Apologies for no recap yesterday. I didn't want anybody to think I went and put myself out of misery after Indians closer Chris Perez blew the 10th inning save by giving up five runs. As it turns out, it got darkest before the dawn as the Indians got beaten in every way, shape, and form on Monday night and it began with Zach McAllister. McAllister had a bit of a misleading ERA entering Monday's start as he had given up 11 unearned runs in just over 68 innings this season. He added seven more to that total as he was unable to make up for a Jason Kipnis error that prolonged the second inning.
The Indians drew first blood, scoring a run on a Carlos Santana double play. The Indians had loaded the bases with nobody out on an error and back-to-back singles from Asdrubal Cabrera and Shin-Soo Choo. Twins ace Scott Diamond was able to minimize the damage with a double play and a line out. After that, the Twins rode the momentum right into a double digit inning. McAllister gave up back-to-back jacks to Josh Willingham and Justin Morneau to put the Twins ahead. Ryan Doumit doubled before McAllister recorded two outs. He walked Jamey Carroll to extend the inning and then a Kipnis error allowed Doumit to score and runners at first and second. The wheels fell off from there. A single, a double, a walk, a single, and a three-run homer later and the game was officially out of reach.
Josh Tomlin came on in relief and gave up the three-run death blow to Ryan Doumit. McAllister's final line read 1.2 innings, allowing nine runs, only two earned, on six hits with two walks and three strikeouts. Tomlin gave up three runs of his own over three relief innings.
Scott Diamond, meanwhile, cruised through seven innings, giving up only a Carlos Santana two-run home run along with the run-scoring double play. He picked up his 10th win of the season and is now 3-1 with a 2.34 ERA in his career against the Indians. Zach McAllister's ERA only went up .18 runs due to all of the unearned runs, but he has now allowed 20 unearned runs in 30 innings. The loss was his third on the season.

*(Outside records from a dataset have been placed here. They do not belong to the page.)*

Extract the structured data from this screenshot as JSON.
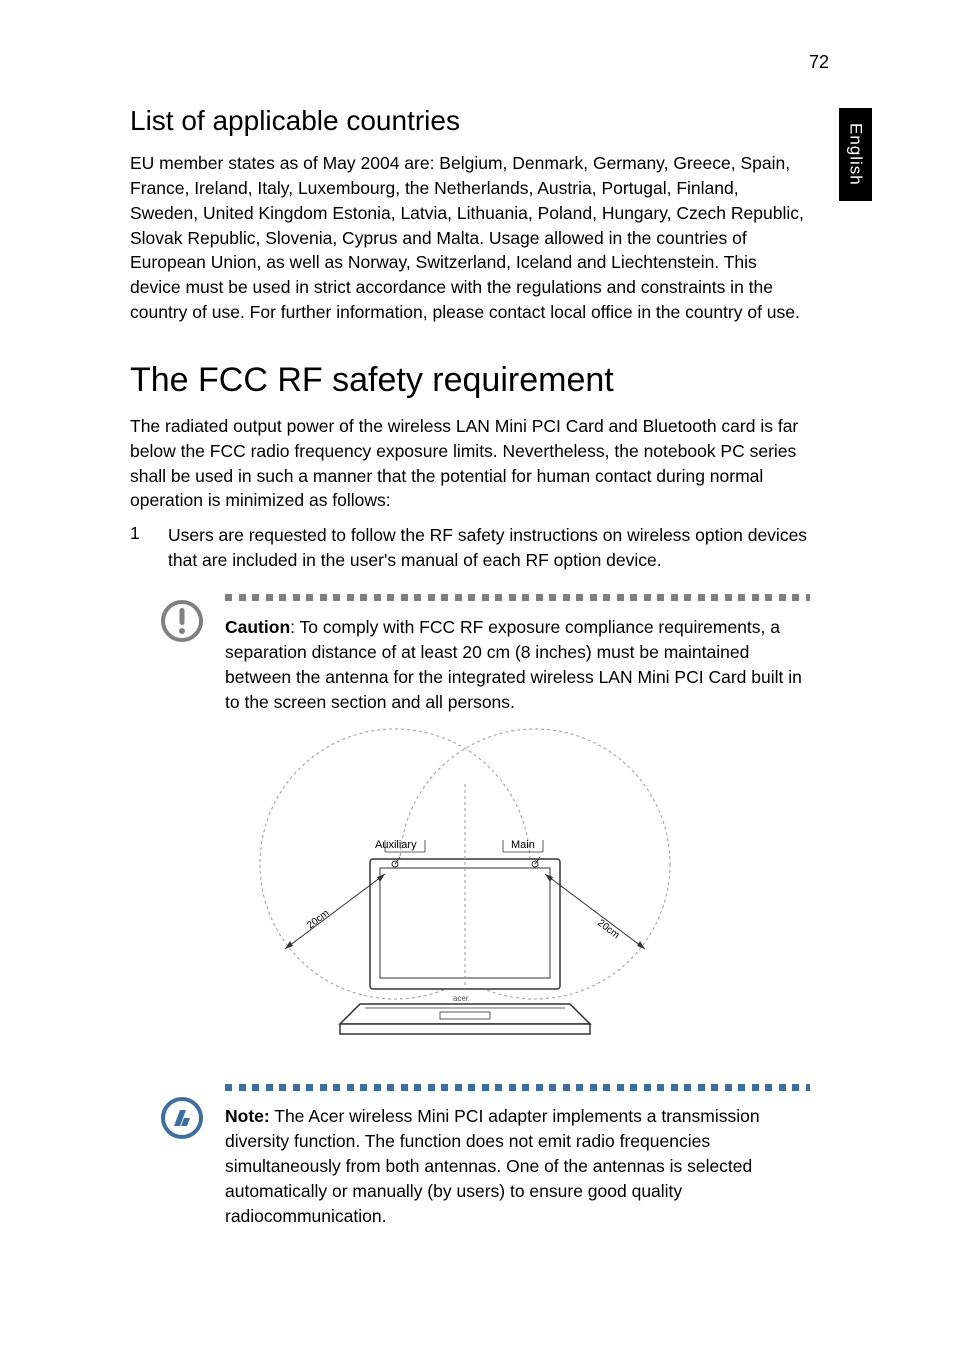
{
  "page_number": "72",
  "side_tab": "English",
  "section1": {
    "heading": "List of applicable countries",
    "body": "EU member states as of May 2004 are: Belgium, Denmark, Germany, Greece, Spain, France, Ireland, Italy, Luxembourg, the Netherlands, Austria, Portugal, Finland, Sweden, United Kingdom Estonia, Latvia, Lithuania, Poland, Hungary, Czech Republic, Slovak Republic, Slovenia, Cyprus and Malta. Usage allowed in the countries of European Union, as well as Norway, Switzerland, Iceland and Liechtenstein. This device must be used in strict accordance with the regulations and constraints in the country of use. For further information, please contact local office in the country of use."
  },
  "section2": {
    "heading": "The FCC RF safety requirement",
    "body": "The radiated output power of the wireless LAN Mini PCI Card and Bluetooth card is far below the FCC radio frequency exposure limits. Nevertheless, the notebook PC series shall be used in such a manner that the potential for human contact during normal operation is minimized as follows:",
    "list_num": "1",
    "list_item": "Users are requested to follow the RF safety instructions on wireless option devices that are included in the user's manual of each RF option device."
  },
  "caution": {
    "label": "Caution",
    "text": ": To comply with FCC RF exposure compliance requirements, a separation distance of at least 20 cm (8 inches) must be maintained between the antenna for the integrated wireless LAN Mini PCI Card built in to the screen section and all persons.",
    "dot_color": "#808080",
    "icon_stroke": "#808080"
  },
  "diagram": {
    "aux_label": "Auxiliary",
    "main_label": "Main",
    "left_dist": "20cm",
    "right_dist": "20cm",
    "brand": "acer",
    "circle_stroke": "#9a9a9a",
    "laptop_stroke": "#333333",
    "label_font": "11"
  },
  "note": {
    "label": "Note:",
    "text": " The Acer wireless Mini PCI adapter implements a transmission diversity function. The function does not emit radio frequencies simultaneously from both antennas. One of the antennas is selected automatically or manually (by users) to ensure good quality radiocommunication.",
    "dot_color": "#3b6ea5",
    "icon_stroke": "#3b6ea5"
  }
}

Stat of the Night: The Twins scored 14 runs. That's all you need to know. The lowly, pathetic Twins. Actually, here's one. The Indians -90 run differential is the worst in the AL by 11 runs.
Player of the Game: Uh? Carlos Santana for hitting a useless home run when we were down by 12? He hit into a double play with the bases loaded in the first.
Tomorrow's Game: Some guy who's going to get lit up takes the mound for the Indians. Some other guy starts for the Twins. Game starts at 7:05.